An official leak is one of which I am aware and for which I have not
yet summoned a roof tiler. It is almost a superstition with me now:
keep one roof leak and you will not have many scattered ones. We
have been here so long that our roof will have to be re-done a
second time which, for me, is seriously weird. As someone who comes
from rainy countries I expect a roof to keep out rain, hailstones and
other undesirable features of the climate.

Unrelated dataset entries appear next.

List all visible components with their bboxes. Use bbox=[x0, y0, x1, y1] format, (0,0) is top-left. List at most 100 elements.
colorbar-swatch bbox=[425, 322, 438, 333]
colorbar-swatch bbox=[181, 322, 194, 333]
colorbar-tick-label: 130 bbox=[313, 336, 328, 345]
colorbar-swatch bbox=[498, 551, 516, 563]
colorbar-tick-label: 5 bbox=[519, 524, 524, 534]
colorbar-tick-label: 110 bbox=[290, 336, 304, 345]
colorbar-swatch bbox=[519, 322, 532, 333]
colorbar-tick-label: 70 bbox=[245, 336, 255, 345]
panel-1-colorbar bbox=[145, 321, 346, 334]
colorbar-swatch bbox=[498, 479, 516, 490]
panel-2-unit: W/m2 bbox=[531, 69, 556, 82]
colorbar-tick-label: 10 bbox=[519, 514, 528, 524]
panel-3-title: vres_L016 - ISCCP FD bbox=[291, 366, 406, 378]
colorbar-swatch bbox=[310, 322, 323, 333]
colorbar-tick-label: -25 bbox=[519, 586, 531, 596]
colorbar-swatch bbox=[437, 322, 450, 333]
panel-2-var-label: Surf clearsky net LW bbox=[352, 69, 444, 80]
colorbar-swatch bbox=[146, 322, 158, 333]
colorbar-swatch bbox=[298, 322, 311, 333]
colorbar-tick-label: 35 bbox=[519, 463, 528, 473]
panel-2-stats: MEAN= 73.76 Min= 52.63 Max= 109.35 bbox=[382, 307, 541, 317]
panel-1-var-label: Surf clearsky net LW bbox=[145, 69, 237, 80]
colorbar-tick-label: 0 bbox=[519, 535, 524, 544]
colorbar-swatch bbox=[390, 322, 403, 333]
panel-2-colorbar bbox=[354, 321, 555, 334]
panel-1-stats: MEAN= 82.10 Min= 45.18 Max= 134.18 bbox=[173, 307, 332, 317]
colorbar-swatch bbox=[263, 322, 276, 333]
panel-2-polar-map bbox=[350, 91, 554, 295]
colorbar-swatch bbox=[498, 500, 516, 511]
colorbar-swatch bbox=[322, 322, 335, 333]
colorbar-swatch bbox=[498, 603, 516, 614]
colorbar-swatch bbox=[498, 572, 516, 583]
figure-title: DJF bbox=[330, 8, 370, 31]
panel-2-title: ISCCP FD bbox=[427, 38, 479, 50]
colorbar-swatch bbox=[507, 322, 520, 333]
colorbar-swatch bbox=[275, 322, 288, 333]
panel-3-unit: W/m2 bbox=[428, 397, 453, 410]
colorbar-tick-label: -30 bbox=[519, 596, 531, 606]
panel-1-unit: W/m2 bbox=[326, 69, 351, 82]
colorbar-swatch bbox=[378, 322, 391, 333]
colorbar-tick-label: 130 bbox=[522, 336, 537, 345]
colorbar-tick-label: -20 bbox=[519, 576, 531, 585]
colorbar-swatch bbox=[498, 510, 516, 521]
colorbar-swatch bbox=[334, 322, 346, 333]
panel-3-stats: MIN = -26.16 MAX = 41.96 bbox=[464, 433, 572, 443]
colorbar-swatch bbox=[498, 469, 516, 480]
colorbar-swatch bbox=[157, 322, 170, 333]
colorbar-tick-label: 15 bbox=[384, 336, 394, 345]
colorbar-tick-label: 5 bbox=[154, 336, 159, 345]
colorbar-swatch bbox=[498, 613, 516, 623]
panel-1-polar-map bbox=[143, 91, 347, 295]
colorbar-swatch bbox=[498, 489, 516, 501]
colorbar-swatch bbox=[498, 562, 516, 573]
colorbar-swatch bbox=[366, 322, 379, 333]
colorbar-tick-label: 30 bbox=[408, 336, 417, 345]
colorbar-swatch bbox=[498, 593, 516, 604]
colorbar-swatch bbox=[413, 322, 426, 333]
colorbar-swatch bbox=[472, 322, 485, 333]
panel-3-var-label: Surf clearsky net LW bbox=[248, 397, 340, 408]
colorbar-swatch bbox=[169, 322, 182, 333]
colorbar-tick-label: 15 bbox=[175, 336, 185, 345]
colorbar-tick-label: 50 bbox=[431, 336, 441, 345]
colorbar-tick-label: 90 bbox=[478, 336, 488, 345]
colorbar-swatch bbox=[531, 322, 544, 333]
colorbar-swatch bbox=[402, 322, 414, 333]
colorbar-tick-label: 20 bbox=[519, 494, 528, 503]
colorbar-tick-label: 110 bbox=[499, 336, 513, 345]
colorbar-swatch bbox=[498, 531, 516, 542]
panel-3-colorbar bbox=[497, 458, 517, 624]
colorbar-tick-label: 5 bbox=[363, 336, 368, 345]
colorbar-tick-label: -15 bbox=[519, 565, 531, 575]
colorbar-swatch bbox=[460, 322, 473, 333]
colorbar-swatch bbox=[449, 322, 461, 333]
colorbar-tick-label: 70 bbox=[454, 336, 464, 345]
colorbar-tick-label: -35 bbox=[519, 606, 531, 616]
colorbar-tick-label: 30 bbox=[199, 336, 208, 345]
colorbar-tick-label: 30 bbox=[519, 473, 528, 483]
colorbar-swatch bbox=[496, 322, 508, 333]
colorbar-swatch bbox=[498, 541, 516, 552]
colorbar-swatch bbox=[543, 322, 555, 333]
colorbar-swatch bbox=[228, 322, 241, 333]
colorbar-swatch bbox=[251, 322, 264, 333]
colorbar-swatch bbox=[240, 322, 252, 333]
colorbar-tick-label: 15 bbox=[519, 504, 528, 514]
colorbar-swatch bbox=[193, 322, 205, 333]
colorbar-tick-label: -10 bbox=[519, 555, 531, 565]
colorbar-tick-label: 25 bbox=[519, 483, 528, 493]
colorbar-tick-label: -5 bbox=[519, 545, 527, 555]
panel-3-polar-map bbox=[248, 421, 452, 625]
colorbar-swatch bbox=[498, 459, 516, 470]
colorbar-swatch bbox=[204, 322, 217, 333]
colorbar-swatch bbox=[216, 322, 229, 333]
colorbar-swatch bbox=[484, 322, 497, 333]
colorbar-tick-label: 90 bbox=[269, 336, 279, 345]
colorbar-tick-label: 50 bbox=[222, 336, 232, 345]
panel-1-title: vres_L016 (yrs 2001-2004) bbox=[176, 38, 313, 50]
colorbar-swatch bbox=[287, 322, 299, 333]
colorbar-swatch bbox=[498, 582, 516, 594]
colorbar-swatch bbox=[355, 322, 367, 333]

Never having lived
anywhere longer than five years – before La Chaise – I am not
used to replacing things such as roofs, never mind replacing them
twice. Nor am I used to the attitude whereby you – or rather a
handy-man who does not suffer from vertigo – goes up on the roof to
temporarily re-jiggle the tiles until the next proper replacement
falls due.
For us, that time has come. Fortunately roofing practice has
advanced greatly since we had our first two roofs installed – the
original and its replacement. To start with it has been conceded
that there is really no excuse for roofs to let rain in, that there
are methods for stopping the rain coming in. The fact that some of
these methods are from outside the Dordogne, indeed possibly even
from outside France, no longer devalues them. So shortly I shall
have the joy of summoning various roofing contractors to ask for
estimates. I shall be scolded, tutted over, told I should have done
it x years ago – indeed should have done it differently in the
first and second place. But that is an expert's privilege.
Meanwhile the hailstorm has totally done for the cherries. All those
not already damaged by unseasonal frost, or intermittent heavy rains,
or greedy birds, are now on the ground. It has also battered the
roses which are looking quite bedraggled, especially the prolific
climbers on the garden fence and gate. Already their flower heads
had dragged them down, now they are totally beaten down, beyond
repair by pruning.
Fortunately, the red rose hedge round the Farmhouse and the pool
garden, with its intervening lavender bushes, has resisted superbly.